The new year also brings an extra $6,500 you can allocate to your Tax Free Savings Account. The TFSA is now 15 years old (and already thinking about next year's sweet 16 party!!). If you were a Canadian resident and age 18 or older when the TFSA program came into effect in 2009, then you could have invested up to $88,000 in a TFSA. The grid below was written as another way to view TFSA contributions, based on your year of birth. If you are age 32 or older this year, you are the top line. Otherwise, look out below:
I can talk your ears off about the tax-efficient advantages of RRSP and TFSA investing and maximizing your retirement savings. Both RRSPs and TFSAs can hold most types of investments (including stocks, bonds, High Interest Savings funds, mutual funds, ETF's).
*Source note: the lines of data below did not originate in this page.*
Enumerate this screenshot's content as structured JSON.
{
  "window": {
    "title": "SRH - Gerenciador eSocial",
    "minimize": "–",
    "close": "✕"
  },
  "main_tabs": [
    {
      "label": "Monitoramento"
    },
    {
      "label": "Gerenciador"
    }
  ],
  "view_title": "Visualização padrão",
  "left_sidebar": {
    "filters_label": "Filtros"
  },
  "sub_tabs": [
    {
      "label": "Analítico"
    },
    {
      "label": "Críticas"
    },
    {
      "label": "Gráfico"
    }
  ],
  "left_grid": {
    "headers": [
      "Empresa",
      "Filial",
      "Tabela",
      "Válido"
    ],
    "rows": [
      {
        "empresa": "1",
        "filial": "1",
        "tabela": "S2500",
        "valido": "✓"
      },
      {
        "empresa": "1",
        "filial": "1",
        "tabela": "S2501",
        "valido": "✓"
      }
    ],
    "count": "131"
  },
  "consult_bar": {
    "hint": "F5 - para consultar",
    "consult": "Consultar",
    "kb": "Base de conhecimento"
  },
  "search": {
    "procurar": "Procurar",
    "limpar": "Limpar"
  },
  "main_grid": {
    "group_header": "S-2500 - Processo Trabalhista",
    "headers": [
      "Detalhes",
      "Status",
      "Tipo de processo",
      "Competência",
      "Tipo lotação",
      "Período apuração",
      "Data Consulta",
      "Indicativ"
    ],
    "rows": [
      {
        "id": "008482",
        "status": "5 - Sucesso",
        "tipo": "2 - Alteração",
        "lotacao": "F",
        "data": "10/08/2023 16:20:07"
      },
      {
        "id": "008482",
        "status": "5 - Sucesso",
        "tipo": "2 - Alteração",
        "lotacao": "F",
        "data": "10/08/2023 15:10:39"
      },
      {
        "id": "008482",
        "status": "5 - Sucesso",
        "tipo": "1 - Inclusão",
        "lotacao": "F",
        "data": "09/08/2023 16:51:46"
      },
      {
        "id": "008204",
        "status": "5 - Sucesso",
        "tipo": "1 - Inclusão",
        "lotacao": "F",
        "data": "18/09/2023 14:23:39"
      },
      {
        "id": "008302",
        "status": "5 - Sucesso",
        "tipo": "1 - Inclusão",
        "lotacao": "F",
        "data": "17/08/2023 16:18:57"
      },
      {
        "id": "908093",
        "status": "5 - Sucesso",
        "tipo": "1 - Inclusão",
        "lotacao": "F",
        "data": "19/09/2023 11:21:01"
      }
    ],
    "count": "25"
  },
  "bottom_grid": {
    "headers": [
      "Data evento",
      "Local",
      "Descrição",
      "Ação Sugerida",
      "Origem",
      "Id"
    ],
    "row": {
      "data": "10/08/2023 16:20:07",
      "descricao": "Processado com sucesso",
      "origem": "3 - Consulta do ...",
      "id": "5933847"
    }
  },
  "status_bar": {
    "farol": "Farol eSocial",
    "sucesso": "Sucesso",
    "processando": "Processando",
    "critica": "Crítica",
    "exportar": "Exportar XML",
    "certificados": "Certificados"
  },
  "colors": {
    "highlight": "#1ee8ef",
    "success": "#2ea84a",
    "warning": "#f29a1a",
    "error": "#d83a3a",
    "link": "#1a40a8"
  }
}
However, some investments (like US companies paying dividends) should be avoided in your TFSA if possible. That US dividend income would be taxable, since the TFSA is not considered as a “pension plan” to the IRS.
And it should be noted that the best pension plans in the world not only just rely on publicly traded equities and bonds, but on alternative investments including private income, private equities, commodities, real estate and infrastructure to moderate volatility and provide steady returns. We should be looking at these alternatives for you if you are finding the current public markets too stressful.
And, if things have changed with you personally (a new job, a new address, a new kid, etc.) please call or email me with any changes and we can review your situation.
In Closing
Once again, thank you for your continued trust in me and my team for the opportunity to assist you in working toward your financial goals.
Should you have any questions regarding your portfolio, or wish to set up a meeting either in person, by phone or online by Zoom, please do not hesitate to contact my office at 519-432-6744. My assistant Susan can be reached at extension 239 and I can be reached at extension 238.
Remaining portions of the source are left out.